Thursday, April 9, 2015

The Three-Nine Line

The Three-Nine Line (Murder Mystery)
“A Cordell Logan Mystery”
By David Freed
The Permanent Press www.thepermanentpress.com
ISBN #978-1579623999
280 Pages
Price $29.00 (Hardcover)
Rating 5-Stars

“Well Written With A Good Twist.”

Vietnam. Where Americans died. Where pilots were shot down and captured, spending years in captivity in the North’s Hanoi Hilton, being tortured. Now America is seeking a Trade Agreement with Vietnam, and three ex-POWs are returning to Hanoi as good will ambassadors to cement the agreement. At a meeting, they are reunited with a vicious guard they nicknamed “Mr. Wonderful”, who provided some of the more horrific torture. The former POWs are to let him know they no longer carry any grudge against him or Vietnam. But the next day Mr. Wonderful is found murdered, and two ex-POWs are arrested for his murder.

The President wants an investigator sent to Hanoi to unravel the mystery, and hopefully save the Trade Agreement. Cordell Logan, private pilot instructor, and ex-Alpha team assassin is called back into service. His old friend is now heading another unit, and he wants Logan to go to Hanoi, disguised as a psychiatrist named Bob Barker to act as the prisoners’ doctor while in confinement.
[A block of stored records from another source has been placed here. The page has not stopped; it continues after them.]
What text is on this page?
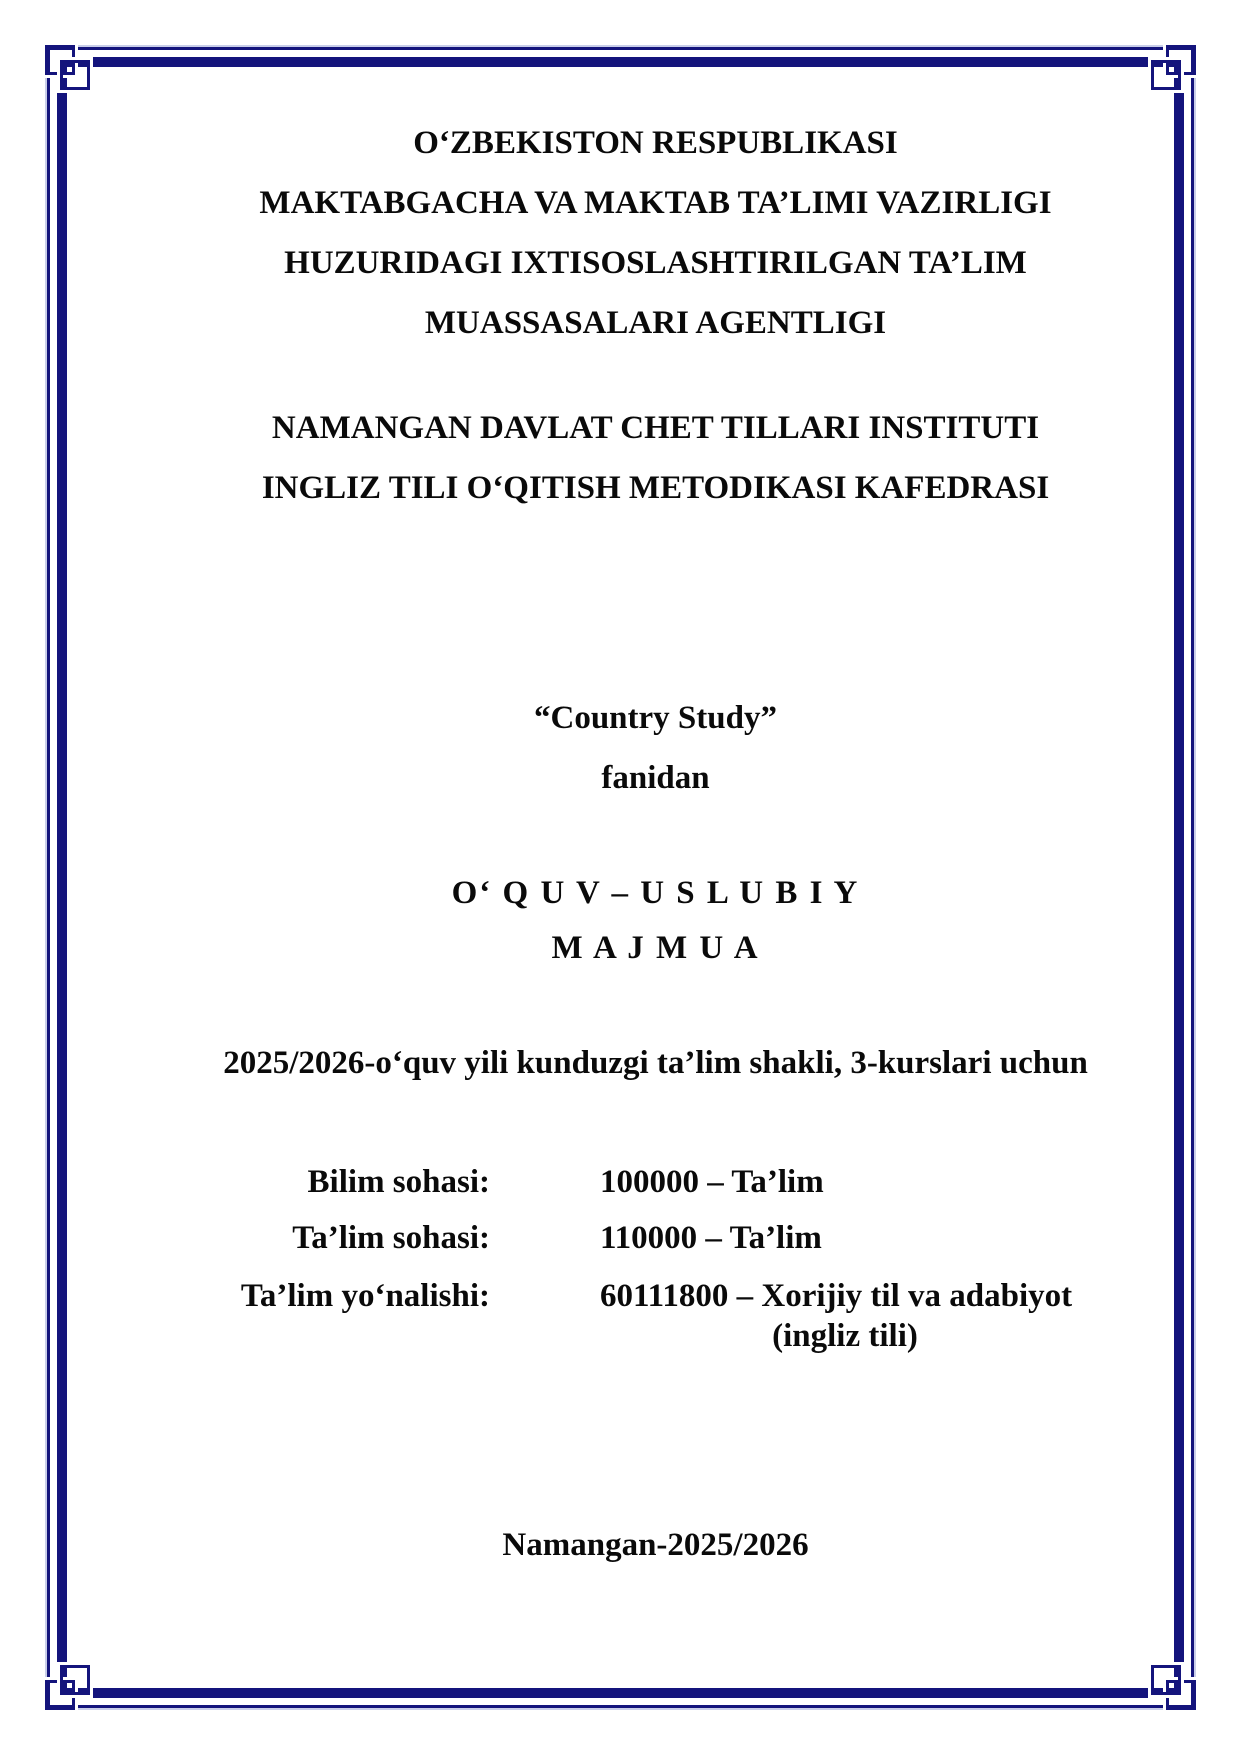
O‘ZBEKISTON RESPUBLIKASI
MAKTABGACHA VA MAKTAB TA’LIMI VAZIRLIGI
HUZURIDAGI IXTISOSLASHTIRILGAN TA’LIM
MUASSASALARI AGENTLIGI
NAMANGAN DAVLAT CHET TILLARI INSTITUTI
INGLIZ TILI O‘QITISH METODIKASI KAFEDRASI
“Country Study”
fanidan
O‘ Q U V – U S L U B I Y
M A J M U A
2025/2026-o‘quv yili kunduzgi ta’lim shakli, 3-kurslari uchun
Bilim sohasi:	100000 – Ta’lim
Ta’lim sohasi:	110000 – Ta’lim
Ta’lim yo‘nalishi:	60111800 – Xorijiy til va adabiyot
(ingliz tili)
Namangan-2025/2026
This was a well-written mystery with a good twist. The setting was a good touch, and using ex-POWs as characters, though fictional, was a good plot tool. In 1973 I was part of security for Operation Welcome Home in California where families awaited aircraft bringing their heroes home. It’s a time I’ll never forget, as those men stepped off the planes, and their families rushing through the security ropes to get to them. We wouldn‘t have stopped them if we wanted, and we didn’t want to. We also guarded them at news conferences and in the hospital. 42 years ago, and you never hear about those heroes today. Even the war in Vietnam is almost forgotten. But this is a mystery story, and I highly recommend it to mystery lovers.